The review found that corporate donations — many of them previously unreported — went to groups large and small, dedicated to shaping public policy on the state and national levels. From a redistricting fight in Minnesota to the sprawling battleground of the 2012 presidential and Congressional elections, corporations are opening their wallets and altering the political world.
Among the largest beneficiaries of corporate donations in recent years have been trade organizations like the U.S. Chamber of Commerce, which largely backs Republican candidates. As a nonprofit “business league” under the tax code, the chamber does not have to disclose its supporters, who helped finance its $33 million in political ads in the 2010 midterm elections.
But voluntary disclosures by corporations — usually at the prodding of shareholder advocacy groups — shed some light on the use of trade groups for lobbying or as pass-throughs for political spending. A search of voluntary disclosures, some collected by the Center for Political Accountability, which advocates for transparency in corporate political spending, found more than $6 million in chamber donations by 10 companies last year.
Two of the largest came from Prudential Financial and Dow Chemical, which each gave $1.6 million, while Chevron, MetLife and Merck each gave at least $500,000. Some of the donations were directed to the chamber’s Institute for Legal Reform, which lobbies for limits on liability suits.

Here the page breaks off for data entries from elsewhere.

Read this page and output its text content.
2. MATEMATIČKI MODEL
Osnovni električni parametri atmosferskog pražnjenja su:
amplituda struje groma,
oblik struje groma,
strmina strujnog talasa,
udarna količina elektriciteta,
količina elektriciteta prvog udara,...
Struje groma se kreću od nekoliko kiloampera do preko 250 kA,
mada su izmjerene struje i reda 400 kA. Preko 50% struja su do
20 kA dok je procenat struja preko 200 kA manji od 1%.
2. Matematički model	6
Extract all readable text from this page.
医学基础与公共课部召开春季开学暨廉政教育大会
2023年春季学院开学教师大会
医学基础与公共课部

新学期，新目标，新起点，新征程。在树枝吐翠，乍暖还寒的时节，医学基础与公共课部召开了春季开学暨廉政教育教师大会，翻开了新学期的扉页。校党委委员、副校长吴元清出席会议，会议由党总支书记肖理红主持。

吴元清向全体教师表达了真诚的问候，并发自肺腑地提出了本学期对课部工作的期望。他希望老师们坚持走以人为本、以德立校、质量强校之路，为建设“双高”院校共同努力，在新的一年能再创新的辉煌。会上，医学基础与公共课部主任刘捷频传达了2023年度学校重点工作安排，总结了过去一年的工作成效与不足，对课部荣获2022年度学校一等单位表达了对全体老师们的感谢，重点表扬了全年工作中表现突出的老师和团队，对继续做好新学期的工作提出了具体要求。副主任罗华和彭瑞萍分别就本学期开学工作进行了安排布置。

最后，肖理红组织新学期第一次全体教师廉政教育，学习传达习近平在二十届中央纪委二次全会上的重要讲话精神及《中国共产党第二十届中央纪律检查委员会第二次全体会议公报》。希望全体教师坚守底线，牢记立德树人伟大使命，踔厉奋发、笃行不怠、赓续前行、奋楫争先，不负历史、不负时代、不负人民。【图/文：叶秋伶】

Some contributions are disclosed by accident. Aetna’s check to the American Action Network, along with a $4.5 million contribution last year to the chamber, was mistakenly included in a filing with insurance regulators. The disclosure was first reported by SNL Financial, a trade publication. Even where companies pledge voluntary disclosure of political contributions, they often make an exception for donations to tax-exempt groups.